The space is becoming something of a haven for what sounds remarkably like a burgeoning post-rave music culture, a genre sometimes referred to as armchair techno, ambient techno or intelligent techno — what “Energy Flash” author Simon Reynolds calls “dance music for the sedentary and stay-at-home.” In the early 1990s, Reynolds explains, its pioneers, like Warp’s “Artificial Intelligence,” worked toward more traditional ideas about creativity, prompted by a desire to make expressive, intricate computer-generated music rather than drug-driven, dance floor hits.

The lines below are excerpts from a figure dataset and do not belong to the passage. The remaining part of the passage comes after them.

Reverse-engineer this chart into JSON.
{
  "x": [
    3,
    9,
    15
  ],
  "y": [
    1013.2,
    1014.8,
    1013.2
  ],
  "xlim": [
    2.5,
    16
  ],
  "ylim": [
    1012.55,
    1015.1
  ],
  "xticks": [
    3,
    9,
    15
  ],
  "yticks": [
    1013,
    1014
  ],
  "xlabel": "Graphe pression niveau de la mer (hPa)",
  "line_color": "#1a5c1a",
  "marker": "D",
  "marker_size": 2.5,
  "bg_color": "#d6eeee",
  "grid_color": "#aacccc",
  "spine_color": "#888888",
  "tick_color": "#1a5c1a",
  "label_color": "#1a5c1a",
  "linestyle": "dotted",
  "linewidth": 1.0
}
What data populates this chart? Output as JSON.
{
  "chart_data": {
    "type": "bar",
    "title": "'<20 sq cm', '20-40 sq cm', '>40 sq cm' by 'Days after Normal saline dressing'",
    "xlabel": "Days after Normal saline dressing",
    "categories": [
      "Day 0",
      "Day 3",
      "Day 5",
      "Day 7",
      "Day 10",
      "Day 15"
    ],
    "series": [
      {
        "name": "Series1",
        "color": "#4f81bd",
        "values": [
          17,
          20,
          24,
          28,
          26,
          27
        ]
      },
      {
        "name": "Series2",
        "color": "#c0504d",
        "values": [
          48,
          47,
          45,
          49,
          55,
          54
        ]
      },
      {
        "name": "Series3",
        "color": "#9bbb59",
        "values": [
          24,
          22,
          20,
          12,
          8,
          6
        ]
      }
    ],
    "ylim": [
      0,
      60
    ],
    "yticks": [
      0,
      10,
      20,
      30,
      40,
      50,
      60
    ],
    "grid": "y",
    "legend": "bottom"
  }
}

“There’s people who like to go places without alcohol — you know, non-party settings,” says 26-year-old Mohamed Green of Gast, who performed an intelligent techno set at Balcon last week.
He points out the difference between performing at a space like Balcon, a more apartment-style bohemian lounge space, versus VENT, a recently established bar and music venue in Downtown.
“VENT, for example, has alcohol so it brings a different crowd than Balcon — with some crossovers,” he says. “The people coming to Balcon are coming to listen to your music. At VENT, there are many people who are coming just for the party or just to dance. I like having different settings for my music, because I like to have a voice within my music even if its all electronic — sure, I make some dance tracks, but mostly I like to make music for people that are removed from the dance floor.”
As someone who frequents central Cairo’s venues regularly, it’s certainly reassuring to find that Egypt’s young and experimental music scene has more depth and branches than I was previously aware of.